For CBE to succeed, establish extensive reading in schools

Opinion
By Egara Kabaji | Aug 23, 2025
Kakamega Little Lillies school students showcase their skills during school career day on April 2, 2025. This is aligned with government CBC curriculum which aims to identify students carriers while they are still in school.[Benjamin Sakwa/ Standard]

A few months ago, I organised a series of workshops in Kakamega County to confront a crisis that has long gone unattended: the lack of a strong culture of reading in our schools. I brought together language teachers from across the sub-counties to reflect on how to establish an extensive reading programme.

My motivation was simple but sobering. Most students complete secondary school having only read the prescribed set books, rarely venturing beyond examination texts. Their vocabulary, imagination and critical thinking remain stunted. If the Competency Based Curriculum (CBC) is to succeed, this culture must change.

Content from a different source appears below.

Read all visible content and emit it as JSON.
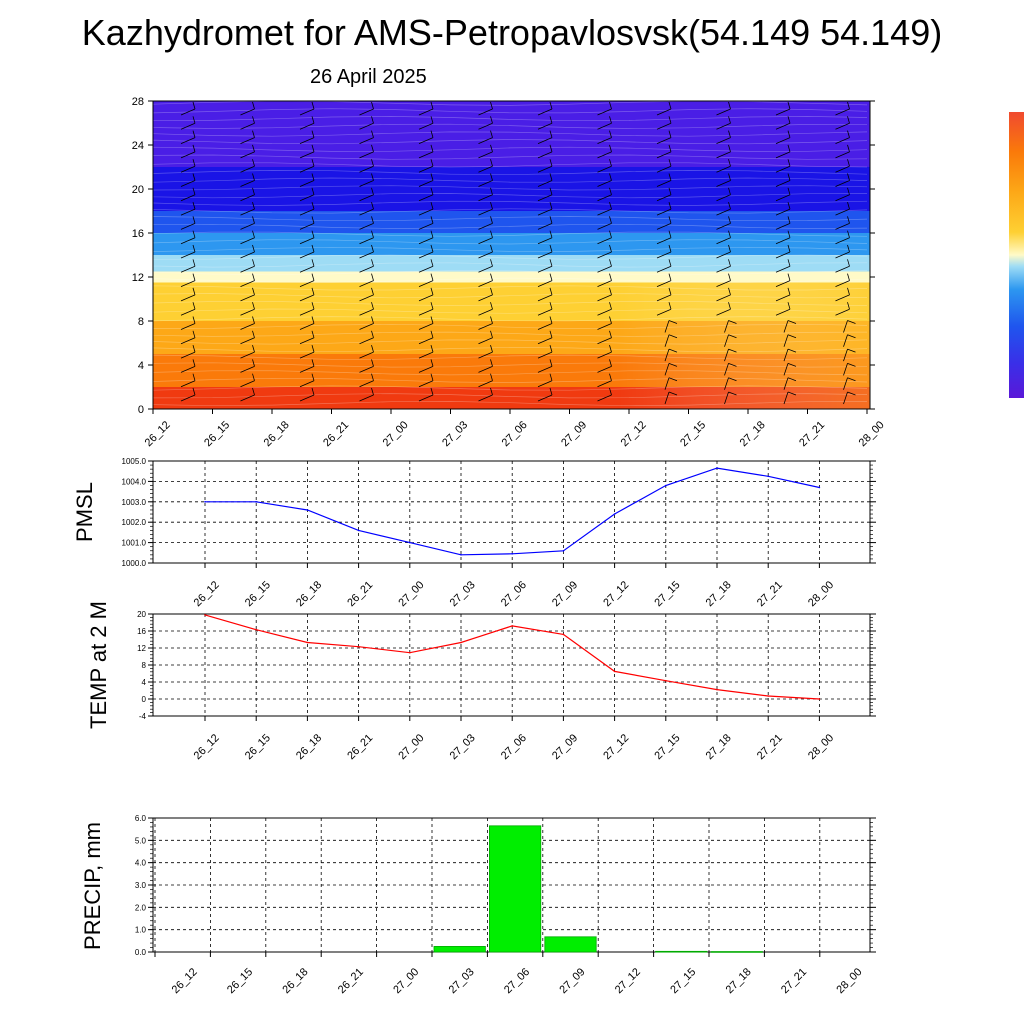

Kenya’s education system has for decades been obsessed with examinations. Students are trained to recall information rather than to explore ideas. Teachers, under pressure to deliver grades, rely on “cramming” at the expense of curiosity. Reading beyond set books is treated as unnecessary luxury. The result is visible in classrooms where learners struggle with comprehension and in workplaces where communication skills remain weak.

Yet research is clear: reading widely and consistently builds fluency, creativity, empathy and confidence. It shapes independent thinkers who can process complex ideas, articulate themselves, and engage critically with the world. Nations that prioritise reading, from Finland to South Korea, show how literacy cultures underpin economic and social progress. Kenya cannot afford to ignore this truth.

In Kakamega, teachers shared heartbreaking stories. Many schools lack functional libraries. Where books exist, they are locked away to “preserve” them. Students rarely see libraries as welcoming spaces. Teachers admitted they themselves seldom model reading habits, leaving learners without role models. Even when storybooks are available, they often gather dust because they are not linked to classroom instruction.

We agreed that extensive reading must be anchored on three pillars: access, guidance and culture. Access means ensuring children can lay their hands on interesting books — in libraries, classrooms and homes. Guidance requires teachers to encourage reading for pleasure and to integrate it into learning. Culture means building an environment where reading is celebrated — through book clubs, debates, storytelling and public recognition of readers.

This transformation demands leadership at every level. The Ministry of Education should adopt a national policy on extensive reading and support counties to invest in libraries. Schools should allocate time for daily reading, even 20 minutes a day, regardless of subject. Teachers must be trained to nurture reading habits, not only to prepare students for exams. Parents should be encouraged to bring books into the home, however modest their means.

The private sector also has a role. Publishers can create affordable local storybooks reflecting Kenyan realities. Telecom companies can invest in digital libraries as part of corporate social responsibility. Churches and mosques can open reading corners for children. The task is collective, because reading is not a luxury; it is a lifeline.

We should also rethink how we measure success. Instead of simply recording grades, schools should document how many books learners read in a year, the genres explored, and the skills gained. Recognition ceremonies, reading festivals and inter-school competitions can make reading visible and attractive. Just as athletics galvanise young talent, reading can create champions of the mind.

The workshops revealed another truth: teachers themselves need support. Many feel overwhelmed by the demands of CBC, large classes and limited resources. They fear that introducing extensive reading will add to their burden. But extensive reading, when well implemented, makes teaching easier. Students who read widely comprehend instructions faster, write better, and participate more confidently. This reduces the constant struggle to push them through syllabi.

There is also a moral dimension. A society that does not read risks raising citizens vulnerable to manipulation, unable to distinguish truth from falsehood. At a time when misinformation spreads rapidly on social media, reading equips young people with critical filters. Books expose them to multiple perspectives, helping them resist dogma and prejudice.

The challenge is real, but the opportunity is immense. Kakamega County, with its population and energy, can be a model for the rest of Kenya. If each school committed to building even a modest library and nurturing a reading culture, the ripple effect would be transformative. Imagine every child leaving primary school having read 30 storybooks, every secondary student at least 20 novels in addition to set texts. Such a foundation would revolutionise literacy and learning outcomes nationwide.

The time to act is now. If we are serious about education reform, we must make extensive reading the heartbeat of our schools. For it is through books that we open windows of imagination, broaden horizons, nurture empathy, and cultivate the skills our children need to thrive in the 21st century. Without books, there can be no true CBC. With them, there is hope for a generation ready to read, think, and shape the future.